Puede ser que a muchos de nosotros, creyentes, nos haya pasado algo por el estilo. La vida nos achucha con una serie de males y problemas, todo se nos vuelve oscuro y nos preguntamos, como los hebreos en el desierto: "¿Dónde anda Dios?? ¿Es que Dios está en medio de nosotros?".

Y se nos olvida, o no queremos aceptar, que el mal y el dolor no son algo creado y querido por Dios, que suceden porque toca, porque nos ha dado una libertad, porque nos ha creado imperfectos, finitos y limitados y porque la gente hacemos cosas malas, queriendo o sin querer, que fastidian o hacen daño a otros seres humanos.

Si el mal es algo que Dios permite pudiendo ser evitado no sería el Dios que nos reveló Jesús. Yo no creería en alguien que pudiendo acabar con el sufrimiento de los niños, con los crímenes, con la angustia... no lo hiciera. El mundo tiene leyes que son inevitables y que están intrínsecamente unidas a la finitud. Ahí está la razón del mal. En un mundo que es imperfecto.

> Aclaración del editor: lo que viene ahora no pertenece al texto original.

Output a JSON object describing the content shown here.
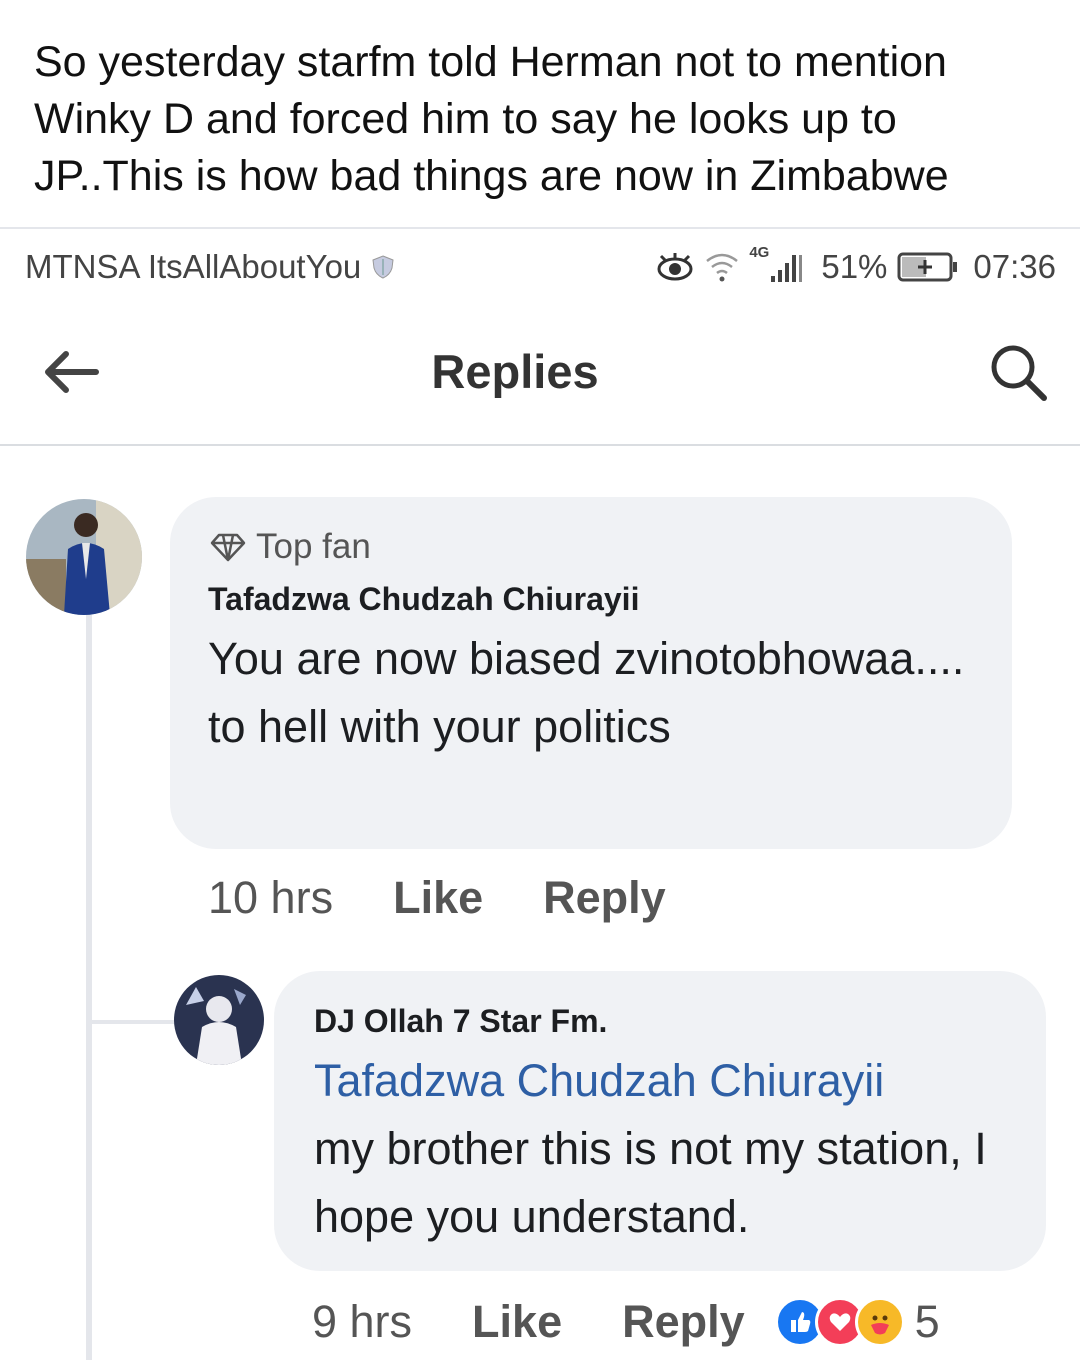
{
  "caption": "So yesterday starfm told Herman not to mention Winky D and forced him to say he looks up to JP..This is how bad things are now in Zimbabwe",
  "status_bar": {
    "carrier": "MTNSA ItsAllAboutYou",
    "network": "4G",
    "battery": "51%",
    "time": "07:36"
  },
  "header": {
    "title": "Replies",
    "back_icon": "back-arrow-icon",
    "search_icon": "search-icon"
  },
  "comments": [
    {
      "badge": "Top fan",
      "author": "Tafadzwa Chudzah Chiurayii",
      "text": "You are now biased zvinotobhowaa.... to hell with your politics",
      "time": "10 hrs",
      "like": "Like",
      "reply": "Reply"
    },
    {
      "author": "DJ Ollah 7 Star Fm.",
      "mention": "Tafadzwa Chudzah Chiurayii",
      "text": "my brother this is not my station, I hope you understand.",
      "time": "9 hrs",
      "like": "Like",
      "reply": "Reply",
      "reaction_count": "5",
      "reactions": [
        "like-reaction-icon",
        "love-reaction-icon",
        "care-reaction-icon"
      ]
    }
  ],
  "colors": {
    "bubble": "#f0f2f5",
    "mention": "#2e5fa5",
    "like_reaction": "#1877f2",
    "love_reaction": "#f33e58",
    "care_reaction": "#f7b928"
  }
}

El mal y el dolor es un misterio que no tiene fácil respuesta y que remueve y conmueve los cimientos de nuestro ser y de nuestra fe y nos hace preguntarnos con toda razón por qué, y por qué a mí.

En estos días previos a la Semana Santa nos viene bien recordar y nos puede ayudar el pensar que Él, nuestro Jesús, se hizo semejante a nosotros, que pasó primero por esto. Él, que pasó por esta vida siendo bueno y haciendo el bien, mira cómo acabó. Tan mal le fue que acabó angustiado, preguntando a Dios: "Dios mío, Dios mío, ¿por qué me has abandonado?", pero terminó aceptando esa gran injusticia de la cruz: "A tus manos encomiendo mi espíritu", aceptando la voluntad del Padre.

Claro que todo acabó en la resurrección, es decir, que el Padre no lo abandonó y le dio la gloria de la resurrección. Como hará con nosotros si somos fieles y nos fiamos de Él, aunque no entendamos mucho, o nada, lo que nos está pasando. ¡Buena Semana Santa! ¡Feliz Pascua de Resurrección!